We choose a range of initial points for \((\beta_1,\beta_2,\beta_3)\), utilizing all of our data, since we assume that some of the starting points won’t produce solutions due to our code being constructed to accommodate only negative discriminants. From the outcome above, we deduce that our results depend on the initial value set, as our assumptions are confirmed. The starting points that do, however, give a solution, all produce the same one.

Final Results

Our results are presented below: \[\begin{eqnarray*} \hat{\beta_1} &=& 0.001005392\\ \hat{\beta_2} &=& 103.109\\ \hat{\beta_3} &=& 56.92348\\ \hat{\sigma^2} &=& 133816.4 \end{eqnarray*}\] We observe that, according to the results above, the value of the log-likelihood function is: \(l(\hat\theta) = -146.4210\).

In the following table, we can see the results obtained from the First and Second Solution and compare them; it is clear that they are identical to a certain decimal point -a good indicator that we may have found the correct solution. It is worth mentioning that both solutions give (approximately) the same value to our log-likelihood function.

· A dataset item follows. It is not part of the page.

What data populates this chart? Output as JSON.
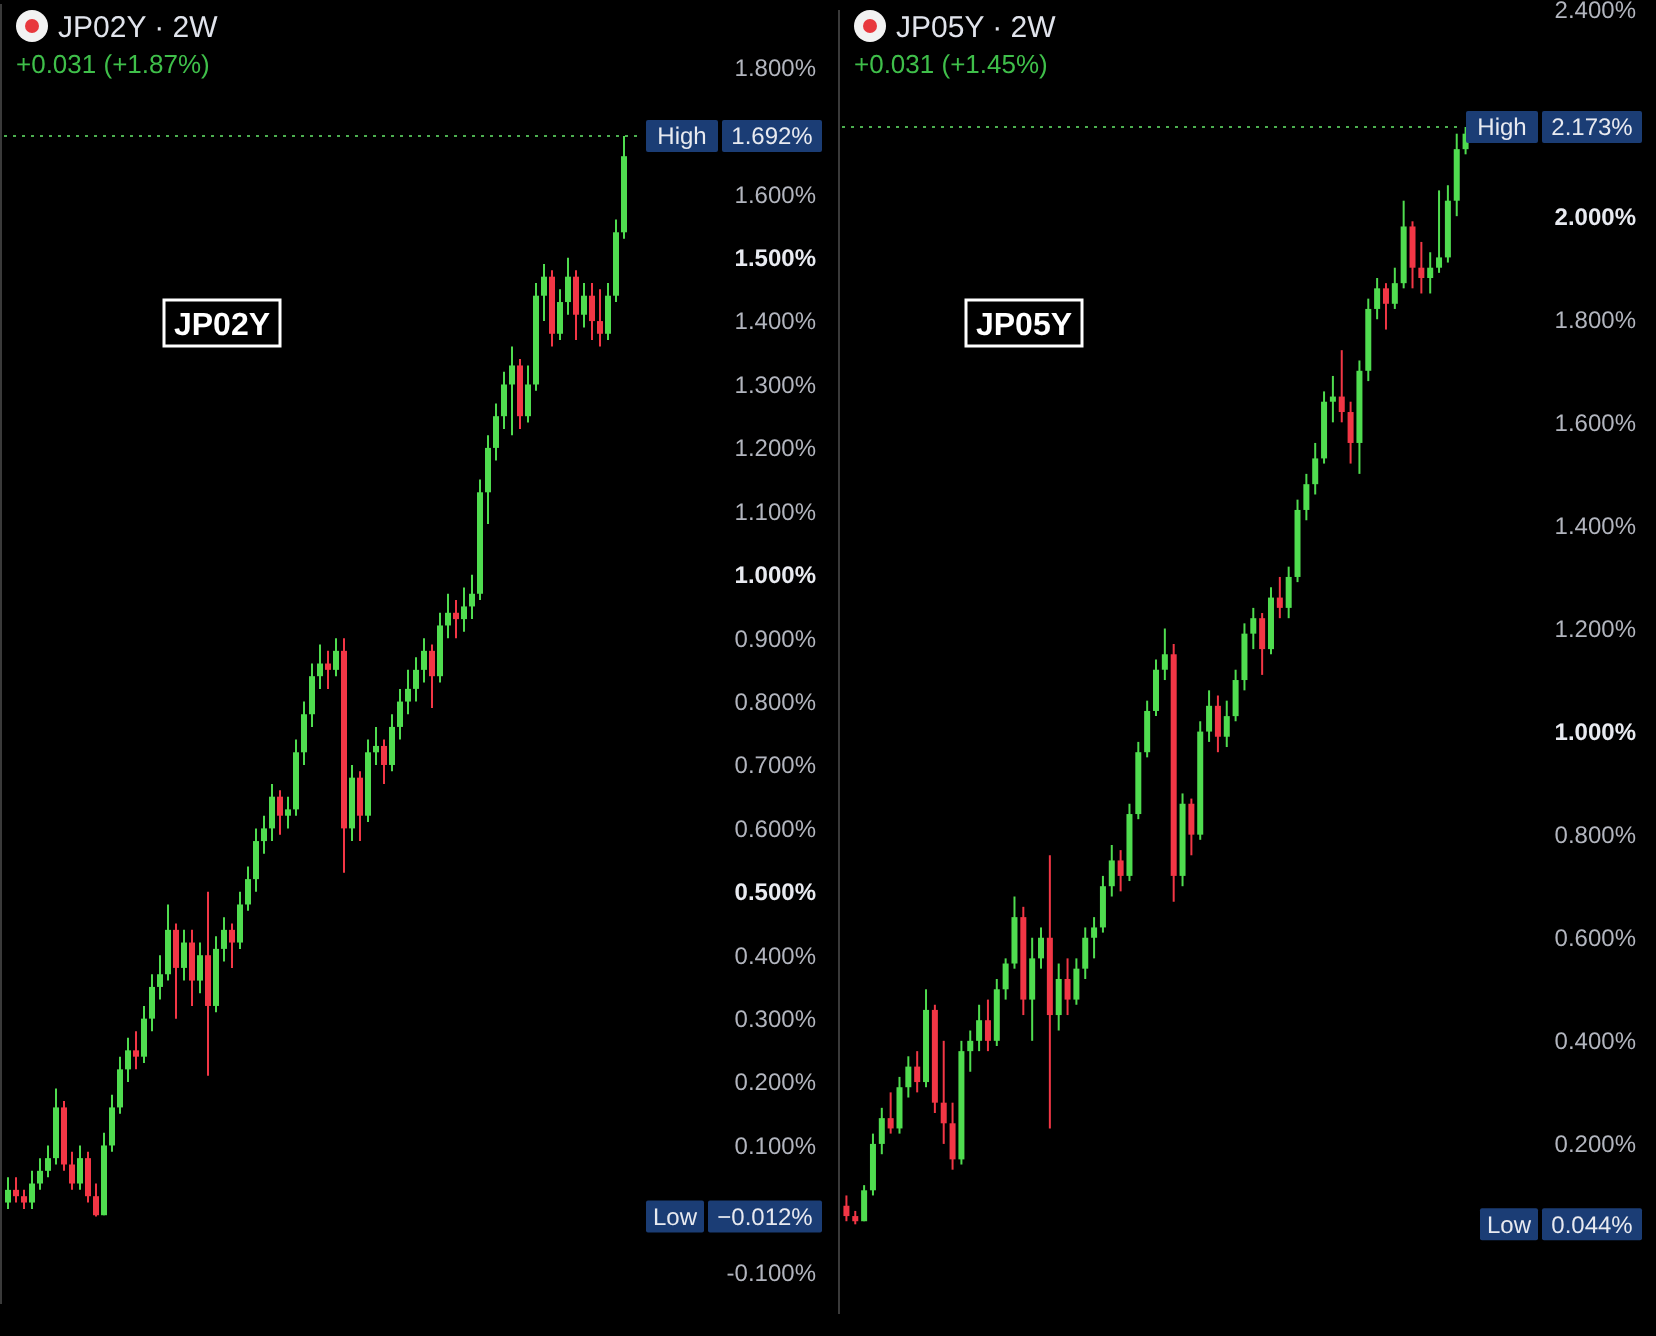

\(\hat\beta_1\) \(\hat\beta_2\) \(\hat\beta_3\) \(\hat{\sigma^2}\) \(l(\theta)\)
First Solution 0.001005392 103.109 56.92348 133816.4 -146.4210
Second Solution 0.001005392 103.109 56.92348 133816.4 -146.4210

Verification: Newton-Raphson method

  • Manually

    library(base)
    library(pracma)
    
    f <- function(b) {
      d <- z/(4*pi*b[1]) - (y-b[3])^2
      k <- z/(4*pi*b[1]) - (x-b[2])^2
      
      f1 <- (4*pi*sum(((b[2]-x)^2+(b[3]-y)^2)^2))*b[1] - sum(z*((b[2]-x)^2+(b[3]-y)^2))
      f2 <- n*b[2]^3 -3*sum(x)*b[2]^2 + (3*sum(x^2)-sum(d))*b[2] + sum(d*x - x^3)
      f3 <- n*b[3]^3 -3*sum(y)*b[3]^2 + (3*sum(y^2)-sum(k))*b[3] + sum(k*y - y^3)
      return(c(f1,f2,f3))
    }
    
    newt_raph <- function(b,maxiter,eps){
      iter <- 0
      diff <- 1
      while((diff>eps) & (iter<maxiter)){
        bold <- b
        
        b <- bold + solve(jacobian(f,bold),-f(bold))
        
        diff <- max(abs(b - bold))
        iter <- iter + 1
      }
      c(b, iter)
    }
    
    results <- newt_raph(c(0.0001, 100, 50), 100, 1e-5)
    print(results)
    ## [1] 1.005392e-03 1.031090e+02 5.692348e+01 7.000000e+00
  • With the help of the “rootSolve” package

    library(rootSolve)
    
    model <- function(b){
      d <- z/(4*pi*b[1]) - (y-b[3])^2
      k <- z/(4*pi*b[1]) - (x-b[2])^2
      
      f1 <- (4*pi*sum(((b[2]-x)^2+(b[3]-y)^2)^2))*b[1] - sum(z*((b[2]-x)^2+(b[3]-y)^2))
      f2 <- n*b[2]^3 -3*sum(x)*b[2]^2 + (3*sum(x^2)-sum(d))*b[2] + sum(d*x - x^3)
      f3 <- n*b[3]^3 -3*sum(y)*b[3]^2 + (3*sum(y^2)-sum(k))*b[3] + sum(k*y - y^3)
      c(F1 = f1, F2 = f2, F3 = f3)
    }
    
    result <- multiroot(f = model, start = c(0.0001, 100, 50))
    print(result)
    ## $root
    ## [1] 1.005392e-03 1.031090e+02 5.692348e+01
    ## 
    ## $f.root
    ##            F1            F2            F3 
    ## -3.051758e-05  7.152557e-07  3.576279e-07 
    ## 
    ## $iter
    ## [1] 9
    ## 
    ## $estim.precis
    ## [1] 1.053015e-05

Remarks & Conclusion

We observe that the results for \(\beta = (\beta_1, \beta_2, \beta_3)\) from the above solutions and the Newton-Raphson method are almost identical. We deduce that the solution \(\hat\theta = (\hat\beta_1, \hat\beta_2, \hat\beta_3, \hat{\sigma^2}) = (0.001005392, 103.109, 56.92348, 133816.4)\) is sufficiently close to the source of the nuclear weapons, and soon harmony will be restored.